Settlor Interested Trust?

We are acting for some married clients (A and B) who have been given the following advice:

They ask a friend to set up a pilot trust with A and B’s children (currently minors), future children and grandchildren as the potential beneficiaries. A and B will be the trustees. A and B would then set up a company which will issue 3 classes of shares (A;B &C shares). As the company would have no value at the time of issue of the share capital the shares would in effect have “no value”. The intention is for the C shares to be issued to the trust. The company will then pay dividends on the C shares to the trust who will in turn distribute to the children.

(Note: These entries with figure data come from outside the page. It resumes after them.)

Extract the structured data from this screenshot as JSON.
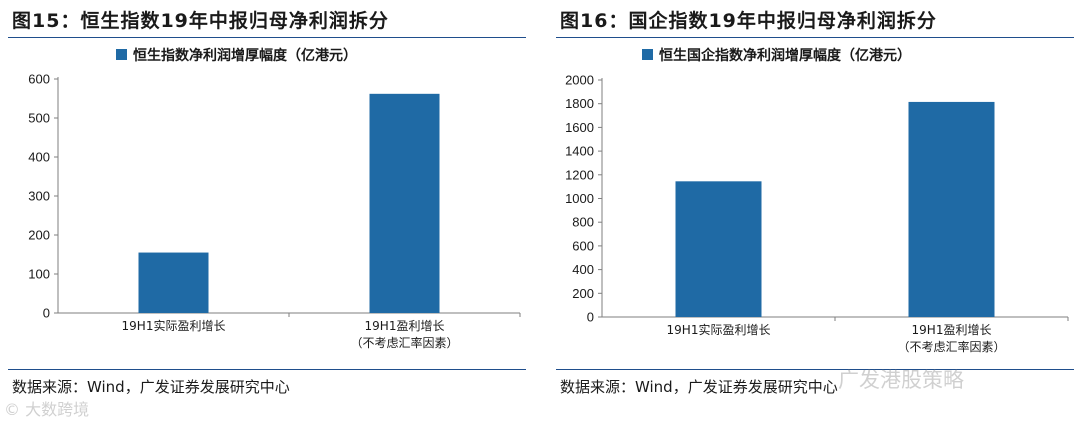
{
  "left": {
    "title": "图15：恒生指数19年中报归母净利润拆分",
    "source": "数据来源：Wind，广发证券发展研究中心",
    "chart_data": {
      "type": "bar",
      "legend": "恒生指数净利润增厚幅度（亿港元）",
      "categories": [
        [
          "19H1实际盈利增长"
        ],
        [
          "19H1盈利增长",
          "（不考虑汇率因素）"
        ]
      ],
      "values": [
        155,
        562
      ],
      "ylim": [
        0,
        600
      ],
      "yticks": [
        0,
        100,
        200,
        300,
        400,
        500,
        600
      ],
      "color": "#1f6aa5",
      "legend_position": "top"
    }
  },
  "right": {
    "title": "图16：国企指数19年中报归母净利润拆分",
    "source": "数据来源：Wind，广发证券发展研究中心",
    "chart_data": {
      "type": "bar",
      "legend": "恒生国企指数净利润增厚幅度（亿港元）",
      "categories": [
        [
          "19H1实际盈利增长"
        ],
        [
          "19H1盈利增长",
          "（不考虑汇率因素）"
        ]
      ],
      "values": [
        1145,
        1815
      ],
      "ylim": [
        0,
        2000
      ],
      "yticks": [
        0,
        200,
        400,
        600,
        800,
        1000,
        1200,
        1400,
        1600,
        1800,
        2000
      ],
      "color": "#1f6aa5",
      "legend_position": "top"
    }
  },
  "watermarks": {
    "left": "© 大数跨境",
    "right": "广发港股策略"
  }
}
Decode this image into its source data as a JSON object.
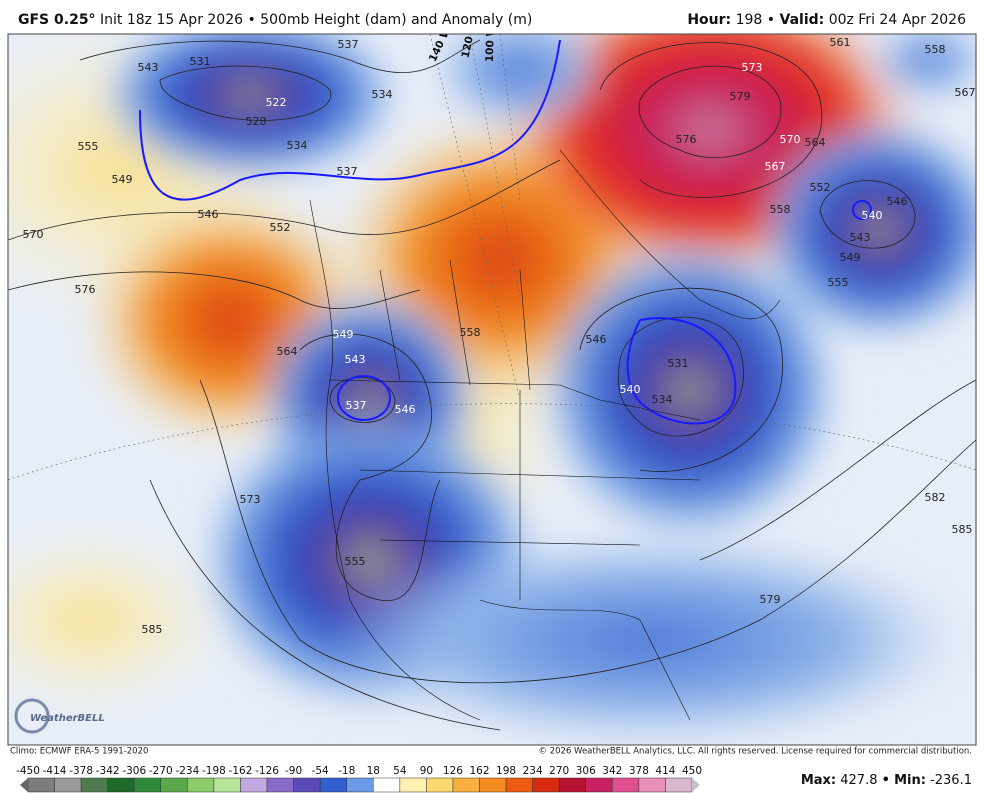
{
  "header": {
    "model": "GFS 0.25°",
    "description": "Init 18z 15 Apr 2026 • 500mb Height (dam) and Anomaly (m)",
    "hour_label": "Hour:",
    "hour_value": "198",
    "separator": "•",
    "valid_label": "Valid:",
    "valid_value": "00z Fri 24 Apr 2026"
  },
  "map": {
    "contour_labels": [
      "543",
      "531",
      "537",
      "534",
      "528",
      "522",
      "534",
      "537",
      "549",
      "555",
      "546",
      "552",
      "570",
      "576",
      "564",
      "558",
      "549",
      "543",
      "537",
      "546",
      "573",
      "585",
      "555",
      "561",
      "573",
      "579",
      "576",
      "570",
      "567",
      "564",
      "558",
      "552",
      "546",
      "540",
      "543",
      "549",
      "555",
      "546",
      "531",
      "540",
      "534",
      "579",
      "582",
      "585",
      "567",
      "558"
    ],
    "longitude_labels": [
      "140 W",
      "120 W",
      "100 W"
    ],
    "logo": "WeatherBELL"
  },
  "footer": {
    "climo": "Climo: ECMWF ERA-5 1991-2020",
    "copyright": "© 2026 WeatherBELL Analytics, LLC. All rights reserved. License required for commercial distribution."
  },
  "colorbar": {
    "ticks": [
      -450,
      -414,
      -378,
      -342,
      -306,
      -270,
      -234,
      -198,
      -162,
      -126,
      -90,
      -54,
      -18,
      18,
      54,
      90,
      126,
      162,
      198,
      234,
      270,
      306,
      342,
      378,
      414,
      450
    ]
  },
  "stats": {
    "max_label": "Max:",
    "max_value": "427.8",
    "separator": "•",
    "min_label": "Min:",
    "min_value": "-236.1"
  }
}
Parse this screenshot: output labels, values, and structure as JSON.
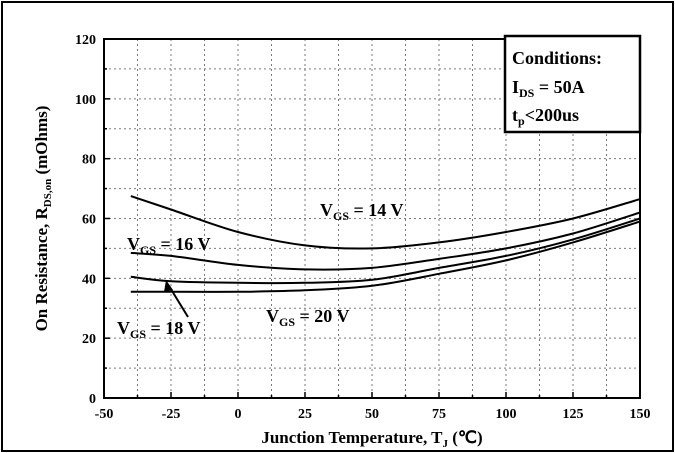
{
  "chart_data": {
    "type": "line",
    "xlabel": "Junction Temperature, T",
    "xlabel_sub": "J",
    "xlabel_unit": " (℃)",
    "ylabel": "On Resistance, R",
    "ylabel_sub": "DS,on",
    "ylabel_unit": " (mOhms)",
    "xlim": [
      -50,
      150
    ],
    "ylim": [
      0,
      120
    ],
    "xticks": [
      -50,
      -25,
      0,
      25,
      50,
      75,
      100,
      125,
      150
    ],
    "yticks": [
      0,
      20,
      40,
      60,
      80,
      100,
      120
    ],
    "grid": true,
    "series": [
      {
        "name": "V_GS = 14 V",
        "x": [
          -40,
          -25,
          0,
          25,
          50,
          75,
          100,
          125,
          150
        ],
        "values": [
          67.5,
          63,
          55.5,
          51,
          50,
          52,
          55.5,
          60,
          66.5
        ]
      },
      {
        "name": "V_GS = 16 V",
        "x": [
          -40,
          -25,
          0,
          25,
          50,
          75,
          100,
          125,
          150
        ],
        "values": [
          48.5,
          47.5,
          44.5,
          43,
          43.5,
          46.5,
          50,
          55,
          62
        ]
      },
      {
        "name": "V_GS = 18 V",
        "x": [
          -40,
          -25,
          0,
          25,
          50,
          75,
          100,
          125,
          150
        ],
        "values": [
          40.5,
          39,
          38.5,
          38.5,
          39.5,
          43.5,
          47.5,
          53,
          60
        ]
      },
      {
        "name": "V_GS = 20 V",
        "x": [
          -40,
          -25,
          0,
          25,
          50,
          75,
          100,
          125,
          150
        ],
        "values": [
          35.5,
          35.5,
          35.5,
          36,
          37.5,
          41.5,
          46,
          52,
          59
        ]
      }
    ],
    "annotations": [
      {
        "main": "V",
        "sub": "GS",
        "rest": " = 14 V"
      },
      {
        "main": "V",
        "sub": "GS",
        "rest": " = 16 V"
      },
      {
        "main": "V",
        "sub": "GS",
        "rest": " = 18 V"
      },
      {
        "main": "V",
        "sub": "GS",
        "rest": " = 20 V"
      }
    ],
    "conditions": {
      "title": "Conditions:",
      "line1": {
        "main": "I",
        "sub": "DS",
        "rest": " = 50A"
      },
      "line2": {
        "main": "t",
        "sub": "p",
        "rest": "<200us"
      }
    }
  }
}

I’d be grateful for the forum’s input as to whether you foresee any tax implications with this arrangements. Does the trust run the risk of becoming settlor interested?

Cara Hughes
Kingston Smith

The fact the trust is to be set up by a friend will not prevent A and B
being the economic settlors and the usual consequences of that applying,
including taxation. Whilst, for IHT, I font believe it will be settler
assessable on the facts, as stated, the settlers will be assessable to
income tax on distributions to their minor children.

Are the C shares to be issued to the trustees, or settled by the
settlers? If the former, the trustees will need to be put in funds to
subscribe for those shares.

Any distribution on the C shares will need to be supported by the
company generating distributable profits. However, at the time the
shares enter the trust it might be preferable for the company to be
merely a shell and only commence activities once the initial dust has

Paul Saunders

I think your summary misses out the vital question of how the company acquires the money to generate profits and the terms of the C shares (for example do they only benefit when the company’s NAV reaches a threshold)? It would also be helpful to know what the stated purpose of the plan is. It may of course be simply to limit the tax on accumulated investment profits to corporation tax rates.

If the funds are added by way of subscription for the A & B shares and the C shares are issued for only nominal consideration then this may well be a chargeable transfer by A & B - either under the general rules (because the A&B shares are worth less than is paid for them or s.98 IHTA (alteration of share capital)). It may or may not involve associated operations, depending on the order in which the shares are issued.

The settlement should not be settlor interested for income tax under ITTOIA s.624/5 as A & B are not beneficiaries (assuming they are excluded). The trustees will in any case pay the highest rate of income tax and it does sound like an “arrangement” so I suspect that any trust distributions to minor children would be caught and attributed to A & B under s.629.

Unless the method of adding value to the company somehow avoids a chargeable transfer and the income tax settlements legislation, it would seem that the same result could be achieved by the parents establishing the trust and transferring shares to it directly.

Andrew Goodman
Osborne Clarke LLP

I would review the decision in Butler v Wildin and consider its possible application to this scenario. It was a controversial decision, which was settled out of court during proceedings before the Court of Appeal but HMRC no doubt regard the High Court decision to be still relevant.